PROJET PRIMÉ : l'histoire sulfureuse du Paraguay et de la plus longue dictature du Cône Sud de l'Amérique (1954/1989).
Au Paraguay, la dictature du général Alfredo Stroessner a duré 35 ans, mais de ces 35 années on ne sait encore presque rien. Peu d'articles à l'époque dans les journaux, sinon quelques brèves pour signaler la réélection du "Président". Pendant ce temps, le pays se construisait seul, à l'écart de tous, jouant un rôle majeur dans l'Opération Condor (la collaboration entre les différentes dictatures de l'Amérique du Sud qui eut pour objectif, dans les années 70, de traquer les opposants aux régimes). Découvertes en 1992, les archives de cette opération (surnommées les "archives de la terreur") restent pour l'heure - et c'est le paradoxe - encore peu exploitées.
Pourtant, Maya Kandel le souligne, il y a urgence : les archives ne cessent d'être pillées. Urgence aussi à recueillir les témoignages sur la dictature, alors que les souvenirs sont encore frais. Urgence enfin à rencontrer (qui sait ?) l'âme de ce système, Alfredo Stroessner, avant sa mort (il est actuellement réfugié eu Brésil et atteint d'un cancer de la peau).

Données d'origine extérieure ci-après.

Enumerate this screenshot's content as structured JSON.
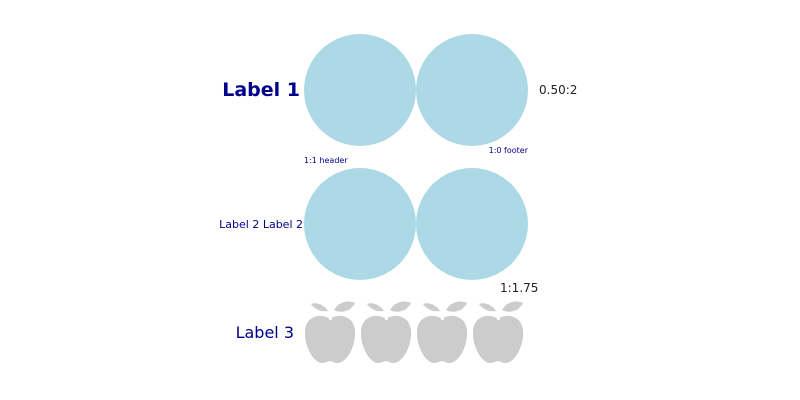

Spécialisée dès le début de ses études sur les questions latino-américaines (à l'Institut d'Etudes Politiques de Paris, à l'Université catholique de Santiago du Chili, puis à l'Université Columbia de New York), Maya voit dans cette enquête à la fois la suite logique de son engagement (elle a pratiqué le reportage à New York, en Colombie et à Cuba), et le point de départ d'un tournant, amorcé dit-elle avec le choix de devenir indépendante et "que la réalisation de cette enquête rendrait décisif". Le parcours de Maya (qui exploite au mieux sa double nationalité française et américaine) est au demeurant fort riche : citons - outre un diplôme de l'IEP, un DEA en Economie et Finances Internationales, et un Master de journalisme et Relations Internationales -, de nombreuses enquêtes réalisées entre Paris et New York pour le compte de la presse écrite (Libération, Technikart, Bronx Beat), mais aussi des collaborations régulières dans le domaine du multimédia et d'Internet (Amazon.com, Montparnasse Multimédia), ou de l'édition (Editions des Arènes). Reste - en fil rouge de son trajet - sa passion pour l'Amérique latine. Et le souci, dans ce projet d'enquête au Paraguay, de "participer au devoir de mémoire".
Son parcours depuis l'obtention de la Bourse
2001 Maya Kandel collabore régulièrement au service Société du Point, et réalise un reportage sur le pèlerinage d’El Rincon à Cuba pour Géo.
2002 Le Journal du Dimanche publie le reportage qui lui a valu la bourse de la Fondation Jean-Luc Lagardère.